La liberté

les structures de l’action libre

 

 

1.      Si je veux conduire n’importe quelle action, alors je dois rassembler un certain nombre de conditions matérielles, qui tiennent aussi bien à mes aptitudes qu’aux choses mêmes et/ou à autrui : je ne peux exercer ma liberté d’expression, par exemple, que si je maîtrise le langage parlé et/ou écrit, si les conditions acoustiques ou matérielles d’écriture (et de reproduction et diffusion), et enfin si autrui m’écoute.

2.      « Si je veux » : la délibération et la décision mettent en œuvre la volonté, par laquelle j’évalue les avantages et inconvénients, immédiats ou à terme ; les habitudes et automatismes intériorisés permettent dans un très grand nombre d’actions banales de se dispenser de cette phase de délibération préalable.

3.      Ainsi, les contraintes matérielles et les obligations sociales ne sont pas des obstacles à ma liberté, mais ses conditions d’exercice effectif.

4.      Cependant, des contraintes matérielles peuvent m’être imposées si autrui ne respecte pas ma liberté, de même que des obligations alors perverties en contraintes ; et réciproquement.

5.      Dès lors ma liberté d’action ne connaît de limites que dans la mise en œuvre de ses moyens (exercice : inventorier les contraintes matérielles qui tiennent au sujet de l’action et aux objets sur lesquels elle s’exerce, ainsi que les obligations sociales qui découlent du fait qu’autrui veut exercer la même liberté dans les mêmes temps et lieux – par exemples : parler, jouer, se déplacer, recevoir des amis, obtenir un diplôme… réaliser n’importe quel projet, à court, moyen ou long terme).

6.      Bon nombre de ces actions, de même que la réalisation de tel ou tel projet, impliquent autrui : les obligations sociales qui en découlent vont s’actualiser en coutumes, habitudes, rituels, règles de comportement, lois civiles et pénales, valeurs morales et principes éthiques.

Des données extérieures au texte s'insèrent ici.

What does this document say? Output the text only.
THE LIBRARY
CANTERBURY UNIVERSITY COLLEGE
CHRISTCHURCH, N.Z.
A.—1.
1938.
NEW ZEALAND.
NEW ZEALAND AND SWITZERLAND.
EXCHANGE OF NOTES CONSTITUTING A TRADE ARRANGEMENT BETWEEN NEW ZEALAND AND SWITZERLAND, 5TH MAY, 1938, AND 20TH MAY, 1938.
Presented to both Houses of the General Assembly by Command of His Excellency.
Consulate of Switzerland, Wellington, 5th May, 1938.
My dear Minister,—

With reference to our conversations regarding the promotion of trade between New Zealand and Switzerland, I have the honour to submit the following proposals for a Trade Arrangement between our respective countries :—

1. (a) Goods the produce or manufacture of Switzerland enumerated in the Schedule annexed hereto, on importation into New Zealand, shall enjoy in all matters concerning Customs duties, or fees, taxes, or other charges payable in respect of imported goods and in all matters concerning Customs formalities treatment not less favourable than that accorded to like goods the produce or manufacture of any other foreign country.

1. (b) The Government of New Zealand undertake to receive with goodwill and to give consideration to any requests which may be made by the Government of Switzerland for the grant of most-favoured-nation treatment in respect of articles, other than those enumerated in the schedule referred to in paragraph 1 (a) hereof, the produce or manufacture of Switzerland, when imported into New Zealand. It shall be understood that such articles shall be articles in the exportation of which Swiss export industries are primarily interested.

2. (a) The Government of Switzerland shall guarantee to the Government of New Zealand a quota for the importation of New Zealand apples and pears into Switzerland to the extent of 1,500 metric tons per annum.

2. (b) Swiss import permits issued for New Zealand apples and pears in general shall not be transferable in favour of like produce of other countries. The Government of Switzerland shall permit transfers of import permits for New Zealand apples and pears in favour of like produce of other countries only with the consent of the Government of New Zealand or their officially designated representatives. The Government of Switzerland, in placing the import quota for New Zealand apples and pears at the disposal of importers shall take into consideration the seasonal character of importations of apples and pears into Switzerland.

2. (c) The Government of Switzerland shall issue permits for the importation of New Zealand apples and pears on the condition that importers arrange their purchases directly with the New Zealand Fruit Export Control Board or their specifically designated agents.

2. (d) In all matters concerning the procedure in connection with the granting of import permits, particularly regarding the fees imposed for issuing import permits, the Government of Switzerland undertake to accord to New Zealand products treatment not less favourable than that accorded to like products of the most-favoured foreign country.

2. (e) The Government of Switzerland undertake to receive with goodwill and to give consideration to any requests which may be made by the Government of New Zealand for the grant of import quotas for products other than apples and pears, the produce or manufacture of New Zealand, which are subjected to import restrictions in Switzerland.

7.      Dès lors que mon action implique autrui, il y a (soit déjà élaborée, soit à établir) « de la loi » qui règle cette action dans la réciprocité ; pour les lois « déjà là », le citoyen en vérifie, avant d’y obéir, la rationalité et/ou la moralité : ce qui est légal n’est pas forcément légitime, et réciproquement.

8.      La loi apparaît donc comme l’outil d’articulation des libertés : ma liberté ne s’arrête pas là où commence celle de l’autre, mais au contraire commence là où, plus exactement au moment où commence celle de l’autre. Si une loi n’augmente pas la liberté collective, elle est illégitime et peut entraîner un devoir de désobéissance.

9.      Tout interdit ne peut alors se justifier que par ce qu’il autorise : les « devoirs » sont la conséquence de l’exercice effectif des droits.

10.  Reste alors à analyser le poids des déterminations matérielles, psychologiques et sociologiques (éducatives) dans la délibération et la décision de conduire telle ou telle action, de se conduire de telle ou telle manière… : « Je ne suis pas responsable de ce que l’on a fait de moi, mais je suis responsable de ce que je fais avec ce que l’on a fait de moi. » (Jean-Paul Sartre).